Cooking Up My Bookmarks: Quinoa Chili

I should be working right now. I should be reading about hagiography in the Merovingian period. I should be reading about bishop-saints, and how they were represented throughout the course of the middle ages. I should be reading about how the rising non-landed plutocrats of Victorian Britain were undermining the British aristocracy.
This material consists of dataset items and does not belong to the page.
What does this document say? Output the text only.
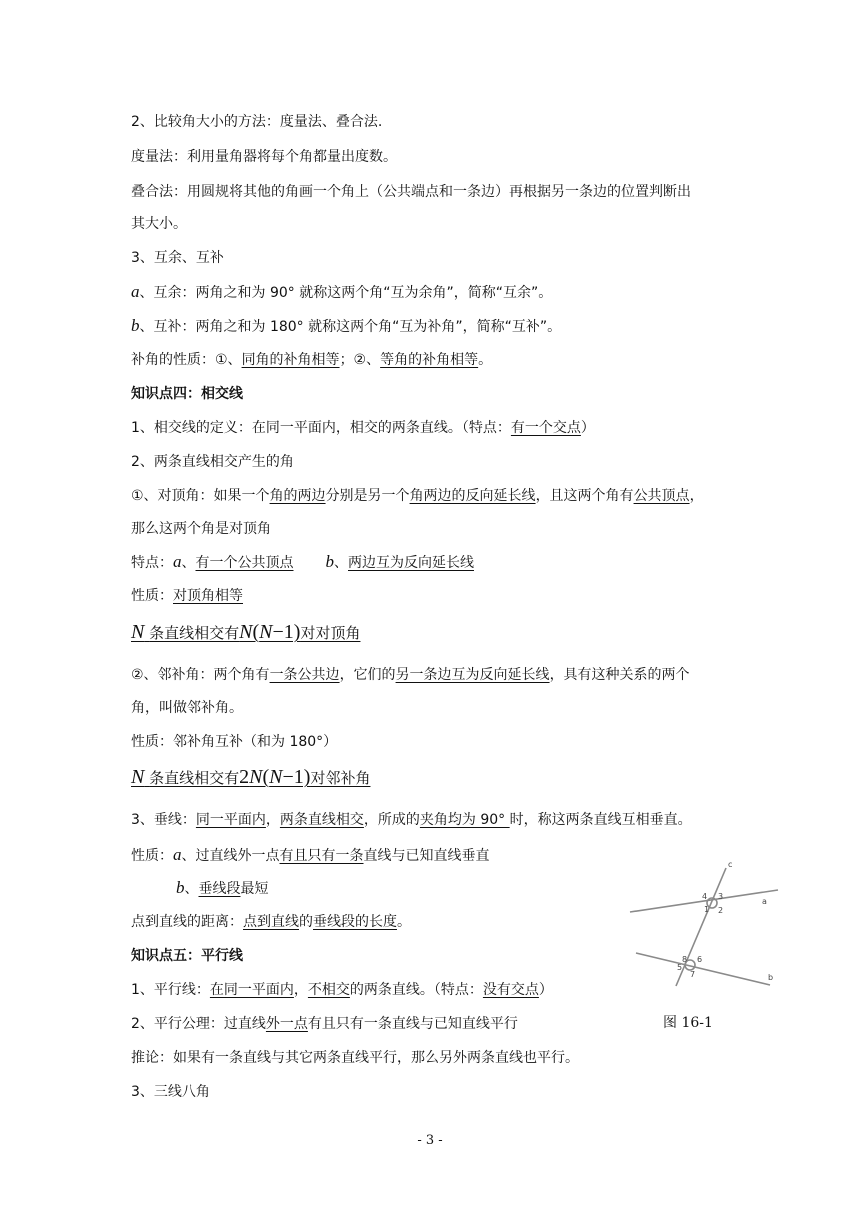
2、比较角大小的方法：度量法、叠合法.
度量法：利用量角器将每个角都量出度数。
叠合法：用圆规将其他的角画一个角上（公共端点和一条边）再根据另一条边的位置判断出
其大小。
3、互余、互补
a、互余：两角之和为 90° 就称这两个角“互为余角”，简称“互余”。
b、互补：两角之和为 180° 就称这两个角“互为补角”，简称“互补”。
补角的性质：①、同角的补角相等；②、等角的补角相等。
知识点四：相交线
1、相交线的定义：在同一平面内，相交的两条直线。（特点：有一个交点）
2、两条直线相交产生的角
①、对顶角：如果一个角的两边分别是另一个角两边的反向延长线，且这两个角有公共顶点，
那么这两个角是对顶角
特点：a、有一个公共顶点 b、两边互为反向延长线
性质：对顶角相等
N 条直线相交有N(N−1)对对顶角
②、邻补角：两个角有一条公共边，它们的另一条边互为反向延长线，具有这种关系的两个
角，叫做邻补角。
性质：邻补角互补（和为 180°）
N 条直线相交有2N(N−1)对邻补角
3、垂线：同一平面内，两条直线相交，所成的夹角均为 90° 时，称这两条直线互相垂直。
性质：a、过直线外一点有且只有一条直线与已知直线垂直
b、垂线段最短
点到直线的距离：点到直线的垂线段的长度。
知识点五：平行线
1、平行线：在同一平面内，不相交的两条直线。（特点：没有交点）
2、平行公理：过直线外一点有且只有一条直线与已知直线平行
推论：如果有一条直线与其它两条直线平行，那么另外两条直线也平行。
3、三线八角
c
a
b
1 2
3
4
5
6
7
8
图 16-1
- 3 -
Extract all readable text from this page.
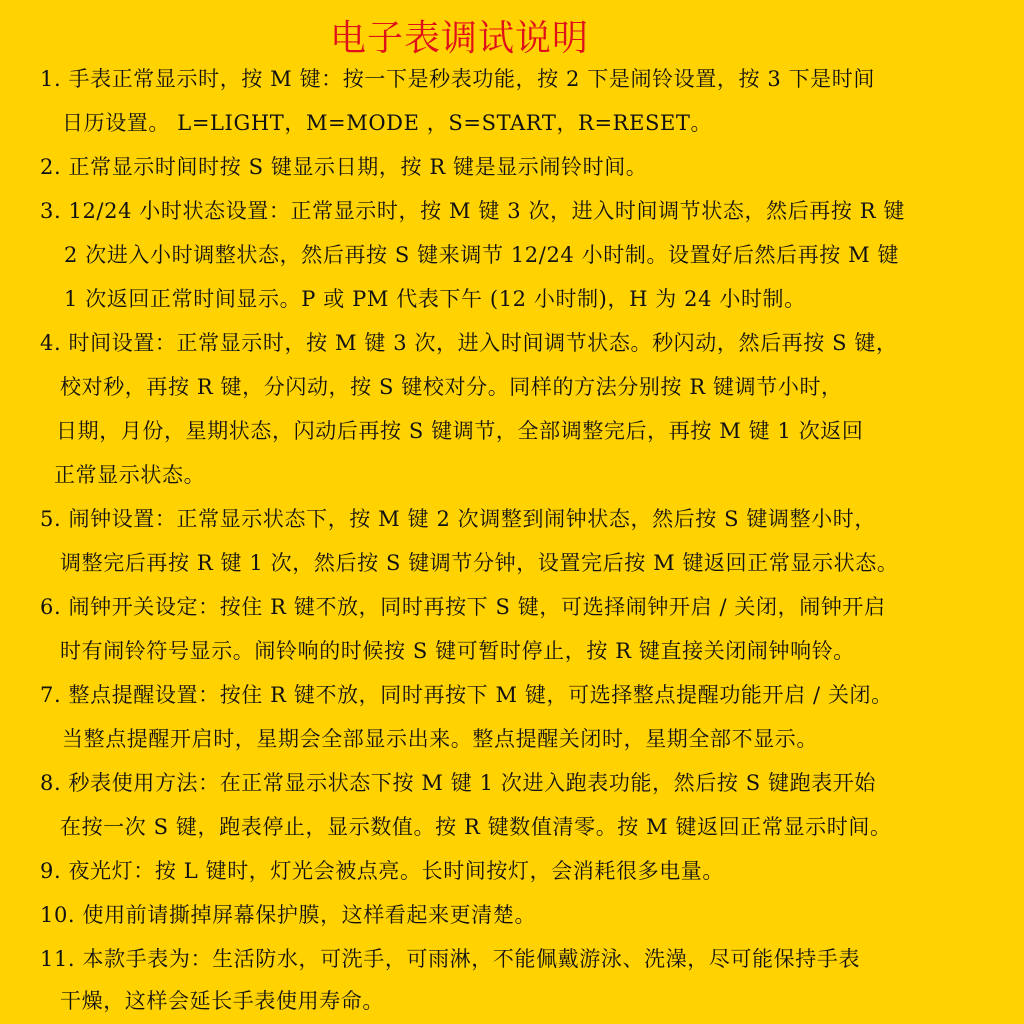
电子表调试说明
1. 手表正常显示时，按 M 键：按一下是秒表功能，按 2 下是闹铃设置，按 3 下是时间
日历设置。 L=LIGHT，M=MODE ，S=START，R=RESET。
2. 正常显示时间时按 S 键显示日期，按 R 键是显示闹铃时间。
3. 12/24 小时状态设置：正常显示时，按 M 键 3 次，进入时间调节状态，然后再按 R 键
2 次进入小时调整状态，然后再按 S 键来调节 12/24 小时制。设置好后然后再按 M 键
1 次返回正常时间显示。P 或 PM 代表下午 (12 小时制)，H 为 24 小时制。
4. 时间设置：正常显示时，按 M 键 3 次，进入时间调节状态。秒闪动，然后再按 S 键，
校对秒，再按 R 键，分闪动，按 S 键校对分。同样的方法分别按 R 键调节小时，
日期，月份，星期状态，闪动后再按 S 键调节，全部调整完后，再按 M 键 1 次返回
正常显示状态。
5. 闹钟设置：正常显示状态下，按 M 键 2 次调整到闹钟状态，然后按 S 键调整小时，
调整完后再按 R 键 1 次，然后按 S 键调节分钟，设置完后按 M 键返回正常显示状态。
6. 闹钟开关设定：按住 R 键不放，同时再按下 S 键，可选择闹钟开启 / 关闭，闹钟开启
时有闹铃符号显示。闹铃响的时候按 S 键可暂时停止，按 R 键直接关闭闹钟响铃。
7. 整点提醒设置：按住 R 键不放，同时再按下 M 键，可选择整点提醒功能开启 / 关闭。
当整点提醒开启时，星期会全部显示出来。整点提醒关闭时，星期全部不显示。
8. 秒表使用方法：在正常显示状态下按 M 键 1 次进入跑表功能，然后按 S 键跑表开始
在按一次 S 键，跑表停止，显示数值。按 R 键数值清零。按 M 键返回正常显示时间。
9. 夜光灯：按 L 键时，灯光会被点亮。长时间按灯，会消耗很多电量。
10. 使用前请撕掉屏幕保护膜，这样看起来更清楚。
11. 本款手表为：生活防水，可洗手，可雨淋，不能佩戴游泳、洗澡，尽可能保持手表
干燥，这样会延长手表使用寿命。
Instead I made chili. Chili with quinoa. Doesn’t it look really meaty? It does, doesn’t it? You’d be fooled into believing that that’s mince meat in there. I got my inspiration from this source, but I adapted it slightly.

It was delicious this was. It was bizarre when I was eating it because it definitely didn’t have the texture of meat, but it didn’t feel like it was trying to be something it wasn’t. It was very…wholesome? Satisfying? idunkno.

I would write more, but I’m a bit worried about my work. I hate exams.


-1/2 cup of uncooked quinoa

-1 red onion

-1 clove of garlic

-1 carrot

-1 green pepper

-1 tsp salt

-1 tsp gr coriander

-2 tsp cumin

-1 tsp cocoa powder

-1 tsp paprika

-1 tsp chili

-1 x 400g tin kidney beans, drained

-1 x 400g tin chickpeas, barlotti beans or black beans, drained

-1 x 400g tin of chopped tomatoes

-2 tbsp tomato puree

-200 ml water


-Cover your quinoa with water, bring to the boil and cook for fifteen minutes or until it’s soft (when eaten).

-Meanwhile, cook your vetegables in some olive oil in a large saucepan and add some salt.

-Once vegetables are soft add remaining ingredients, bar the quinoa.

-Bring the mixture to the boil and add the quinoa. Cook for 15 minutes and take off the heat.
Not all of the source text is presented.